> On Fri, Sep 12, 2008 at 5:11 AM, Greg Smith <gsmith@gregsmith.com> wrote:
>> On Fri, 12 Sep 2008, Guillaume Cottenceau wrote:
>>
>> That's the main thing, and nothing else you can do will accelerate that.
>> Without a useful write cache (which usually means RAM with a BBU), you'll at
>> best get about 100-200 write transactions per second for any one client, and
>> something like 500/second even with lots of clients (queued up transaction
>> fsyncs do get combined). Those numbers increase to several thousand per
>> second the minute there's a good caching controller in the mix.
>
> While this is correct, if heavy writing is sustained, especially on
> large databases, you will eventually outrun the write cache on the
> controller and things will start to degrade towards the slow case. So
> it's fairer to say that caching raid controllers burst up to several
> thousand per second, with a sustained write rate somewhat better than
> write-through but much worse than the burst rate.
>
> How fast things degrade from the burst rate depends on certain
> factors...how big the database is relative to the o/s read cache in
> the controller write cache, and how random the i/o is generally. One
> thing raid controllers are great at is smoothing bursty i/o during
> checkpoints for example.
>
> Unfortunately when you outrun cache on raid controllers the behavior
> is not always very pleasant...in at least one case I've experienced
> (perc 5/i) when the cache fills up the card decides to clear it before
> continuing. This means that if fsync is on, you get unpredictable
> random freezing pauses while the cache is clearing.

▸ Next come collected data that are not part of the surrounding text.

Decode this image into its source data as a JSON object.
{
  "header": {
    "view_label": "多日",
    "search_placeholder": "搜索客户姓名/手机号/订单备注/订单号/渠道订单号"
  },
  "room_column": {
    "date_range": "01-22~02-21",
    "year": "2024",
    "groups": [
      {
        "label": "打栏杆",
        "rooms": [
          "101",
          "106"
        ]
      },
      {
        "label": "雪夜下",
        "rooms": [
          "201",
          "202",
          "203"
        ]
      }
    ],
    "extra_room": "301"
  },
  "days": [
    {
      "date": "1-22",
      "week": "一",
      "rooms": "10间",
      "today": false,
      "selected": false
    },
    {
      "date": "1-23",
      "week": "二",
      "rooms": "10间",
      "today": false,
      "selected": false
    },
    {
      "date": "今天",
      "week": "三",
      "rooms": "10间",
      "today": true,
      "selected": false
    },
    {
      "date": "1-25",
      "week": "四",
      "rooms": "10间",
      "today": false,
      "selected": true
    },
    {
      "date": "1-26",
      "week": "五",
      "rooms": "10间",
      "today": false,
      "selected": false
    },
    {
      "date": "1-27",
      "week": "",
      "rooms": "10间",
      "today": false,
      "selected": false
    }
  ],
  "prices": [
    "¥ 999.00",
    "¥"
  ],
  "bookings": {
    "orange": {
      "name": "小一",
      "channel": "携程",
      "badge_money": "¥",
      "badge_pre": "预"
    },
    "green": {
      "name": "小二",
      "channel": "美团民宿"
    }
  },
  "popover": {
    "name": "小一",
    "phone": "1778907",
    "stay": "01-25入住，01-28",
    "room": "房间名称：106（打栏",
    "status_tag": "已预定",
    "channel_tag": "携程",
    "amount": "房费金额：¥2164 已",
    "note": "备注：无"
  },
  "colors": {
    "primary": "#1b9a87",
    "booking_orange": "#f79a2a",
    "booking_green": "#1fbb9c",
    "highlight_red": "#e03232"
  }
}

although for postgres the thing that you are doing the fsync on is the WAL
log file. that is a single (usually) contiguous file. As such it is very
efficiant to write large chunks of it. so while you will degrade from the
battery-only mode, the fact that the controller can flush many requests
worth of writes out to the WAL log at once while you fill the cache with
them one at a time is still a significant win.